The book of God signifies knowledge. As to the last judgment and the resurrection of bodies, intelligent men said, that each atom of the atoms of a human body, which are dispersed, will be all collected on the day of resurrection, and restored to life, and at this hour there will be no question put about any thing done, but what is come to us from the prophets and saints, this we must believe. The learned say besides, that the question is here about the soul, which on the day of resurrection returns (to its origin), and this substance is pure, and does not require to be suitable to any dimension, color, or place, but is independent of all these, and on that account fit for sciences and knowledge of all things; its extreme excellence is to be able to collect for review all things from the first origin to the last extremity, and to know that whenever it attains that degree of perfection, it has returned to the place of its origin; and this is the knowledge of purity, which is remote from the defilement and mixture of what is material. The learned assert besides, that the night of power, “the night on which the Koran was sent down,” refers to the beginning, and the day of resurrection to the place to which one returns; because the nature of night is to conceal things of which few may have information, and the nature of day is to bring to view things of which all may take notice. Further, the whole of the notions and powers of primitive creation is contained in the knowledge of God, who is understood under the name of “primitive, permanent, and predestinator.” Every body possesses not this knowledge; it was then on account of the belief that the predestinations were concealed in it, that “the night of power” was said to be “primitive,” and as in the place to which one returns (that is at the resurrection) every thing concealed shall become manifest, and every one be informed of it, on account of this belief, this place was referred to “day.” As on this day, all are to rise from the tomb of the body, and to awake from the sleep of heedlessness, it was called “the resurrection.”

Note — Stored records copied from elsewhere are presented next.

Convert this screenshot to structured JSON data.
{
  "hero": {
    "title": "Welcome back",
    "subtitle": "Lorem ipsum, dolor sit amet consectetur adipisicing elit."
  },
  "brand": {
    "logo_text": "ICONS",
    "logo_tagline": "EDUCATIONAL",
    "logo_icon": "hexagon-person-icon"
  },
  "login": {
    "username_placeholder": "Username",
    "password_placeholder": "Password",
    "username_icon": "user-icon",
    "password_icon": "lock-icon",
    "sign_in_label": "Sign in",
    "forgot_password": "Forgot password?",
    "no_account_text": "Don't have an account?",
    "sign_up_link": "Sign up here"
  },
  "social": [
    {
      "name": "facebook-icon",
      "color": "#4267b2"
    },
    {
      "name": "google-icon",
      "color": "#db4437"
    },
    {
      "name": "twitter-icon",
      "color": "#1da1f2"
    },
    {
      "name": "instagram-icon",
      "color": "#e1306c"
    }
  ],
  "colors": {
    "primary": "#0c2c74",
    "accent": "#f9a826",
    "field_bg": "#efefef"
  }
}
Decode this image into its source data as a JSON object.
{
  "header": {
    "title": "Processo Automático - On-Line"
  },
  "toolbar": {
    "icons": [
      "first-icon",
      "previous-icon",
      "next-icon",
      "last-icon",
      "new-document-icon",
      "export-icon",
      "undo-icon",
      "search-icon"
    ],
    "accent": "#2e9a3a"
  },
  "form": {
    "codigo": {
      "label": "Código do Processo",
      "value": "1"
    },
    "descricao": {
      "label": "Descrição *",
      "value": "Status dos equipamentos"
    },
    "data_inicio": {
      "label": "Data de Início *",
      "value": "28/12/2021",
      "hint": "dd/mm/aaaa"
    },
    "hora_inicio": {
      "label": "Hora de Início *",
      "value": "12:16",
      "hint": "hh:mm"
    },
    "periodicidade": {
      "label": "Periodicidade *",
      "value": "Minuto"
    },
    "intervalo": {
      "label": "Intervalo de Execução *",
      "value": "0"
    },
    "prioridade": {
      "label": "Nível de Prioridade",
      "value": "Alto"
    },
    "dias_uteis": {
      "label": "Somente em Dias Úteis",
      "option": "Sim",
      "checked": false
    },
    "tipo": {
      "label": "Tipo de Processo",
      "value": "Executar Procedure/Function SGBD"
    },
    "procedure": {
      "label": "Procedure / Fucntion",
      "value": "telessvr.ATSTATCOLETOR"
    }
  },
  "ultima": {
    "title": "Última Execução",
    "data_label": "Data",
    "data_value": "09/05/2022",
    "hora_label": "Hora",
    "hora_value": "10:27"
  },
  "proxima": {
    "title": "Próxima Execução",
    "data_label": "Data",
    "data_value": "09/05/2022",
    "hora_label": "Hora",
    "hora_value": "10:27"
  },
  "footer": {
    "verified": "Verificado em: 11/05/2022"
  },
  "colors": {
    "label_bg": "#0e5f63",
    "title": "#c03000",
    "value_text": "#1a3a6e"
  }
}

According to the learned, Kâbah (the square temple at Mecca) is an emblem of the sun, on which account it is right to worship it; and the well Zem zem[123] signifies likewise “the great luminary,” as Hakím Khákání said relatively to both:

“O Kábah, thou traveller of the heaven!

O Zem zem, thou fire of the world!”

Hajer ul ásvad, “the black stone at Mecca,” represents the body of Venus, which on the border of the heavens is a star of the planets. Some have interpreted the resurrection of the bodies in the sense of the learned, who referred it to the revolution of the heavens, and to the influences of the stars upon the terrestrial globe.

“Every external form of things, and every object which disappeared,

Remains stored up in the storehouse of fate;

When the system of the heavens returns to its former order,

God, the All-Just, will bring them forth from the veil of mystery.”